The Pre works with Microsoft Exchange so it syncs my calendars and contacts, which is great. However, the calendar functionality is limited. There are little things that have come to be very important to me that you cannot do on a Pre calendar. The most critical problem for me is that I can’t add attendees to a calendar appointment. Whenever I’m out and about and make a new appointment, I add Dan as an attendee and the event goes to all of our phones and calendars within minutes. This makes family planning (not that kind) very easy and I feel like I need it, although “need” is a funny word.
Another downside to the Pre is that there is currently no way to edit documents. It comes with a document viewer installed and on the Dataviz website, there’s a page saying that a fully functional document editor will be released early in 2010. But it’s April and that’s a deal breaker for me.
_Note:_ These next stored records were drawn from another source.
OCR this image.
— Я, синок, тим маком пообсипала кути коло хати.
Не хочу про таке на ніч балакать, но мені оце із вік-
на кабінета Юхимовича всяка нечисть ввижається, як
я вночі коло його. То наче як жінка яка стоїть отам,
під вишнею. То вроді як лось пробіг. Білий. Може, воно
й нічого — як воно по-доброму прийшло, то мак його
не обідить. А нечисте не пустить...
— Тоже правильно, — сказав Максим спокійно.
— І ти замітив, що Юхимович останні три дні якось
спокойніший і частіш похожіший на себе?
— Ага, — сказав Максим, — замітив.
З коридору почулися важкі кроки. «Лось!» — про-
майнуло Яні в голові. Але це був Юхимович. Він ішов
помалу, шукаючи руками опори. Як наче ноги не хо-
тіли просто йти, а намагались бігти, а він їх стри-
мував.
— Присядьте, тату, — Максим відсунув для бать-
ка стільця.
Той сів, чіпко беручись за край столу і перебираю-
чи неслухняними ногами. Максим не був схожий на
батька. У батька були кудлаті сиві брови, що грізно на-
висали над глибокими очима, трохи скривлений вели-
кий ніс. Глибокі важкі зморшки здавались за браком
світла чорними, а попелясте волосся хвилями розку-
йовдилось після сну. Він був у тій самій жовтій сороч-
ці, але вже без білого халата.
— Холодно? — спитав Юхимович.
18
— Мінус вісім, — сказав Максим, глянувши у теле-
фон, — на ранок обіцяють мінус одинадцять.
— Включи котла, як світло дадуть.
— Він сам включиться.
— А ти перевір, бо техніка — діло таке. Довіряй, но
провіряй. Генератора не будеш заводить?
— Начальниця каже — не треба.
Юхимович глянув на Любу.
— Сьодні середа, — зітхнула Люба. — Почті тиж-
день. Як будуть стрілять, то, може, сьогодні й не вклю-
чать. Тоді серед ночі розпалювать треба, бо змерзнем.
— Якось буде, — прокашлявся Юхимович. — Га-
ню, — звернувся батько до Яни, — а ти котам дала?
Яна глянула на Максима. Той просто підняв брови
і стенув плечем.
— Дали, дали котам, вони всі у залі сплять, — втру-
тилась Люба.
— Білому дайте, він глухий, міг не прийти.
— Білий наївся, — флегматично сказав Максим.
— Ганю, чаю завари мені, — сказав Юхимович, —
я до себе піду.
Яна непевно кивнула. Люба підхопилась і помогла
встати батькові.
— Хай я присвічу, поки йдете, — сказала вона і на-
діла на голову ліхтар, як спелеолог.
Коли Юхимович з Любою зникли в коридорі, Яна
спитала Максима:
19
Dataviz has document editing apps for every other phone and its dog but not for the Pre. And therein lies the rub. Not many people are designing apps for the Pre. Palm is up for sale so its future is uncertain. I’m sure developers don’t want to pour resources into creating apps for an OS that may be off the market shortly. They’re putting their eggs into the basket of Apple and Google and hopefully Microsoft when their new (supposedly groundbreaking) Windows Phone 7 gets released later this year.
Because we’re so entangled with Microsoft, I was hoping my previous phone would get me through until the release of The Windows Phone Hotness but with my phone gone, I need to get something now.
I wanted it to be Palm. I loved the Pre. But this Goldilocks, like my burglarific predecessor, has very specific needs and is moving on to the next bowl of porridge.
If you’re looking for a smart phone that’s beautiful, sleek, easy to use and well-designed that doesn’t have a lot of gadgets and apps but has great web-browsing and simple personal calendaring, take the Pre out for a spin.
This week I’m exploring the world of <DROID>. The <> around DROID indicates that I’m saying it like a robot. Say it with me. It’s fun.
Click to Read My Product Review Policy
In this case, I’m borrowing phones to try out and then I plan to purchase the one I like best.
I don’t get what’s going on with Palm. I bought a Palm tX a few years ago (I know, not a phone), and it is (or was in the day) a cool little device with a lot of potential with pictures, movies, music, and ebooks. But there was zero software support for it. Nothing new, no development. The OS was seriously from the 80s. The 1880s. It would allow a maximum of 256 files total on the device, which is kind of silly when you can put billions of files on the SD card. If you slipped and put too many files on, it wouldn’t boot.
So, I’m allergic to Palm. Sounds like you were almost infected but escaped. Phew!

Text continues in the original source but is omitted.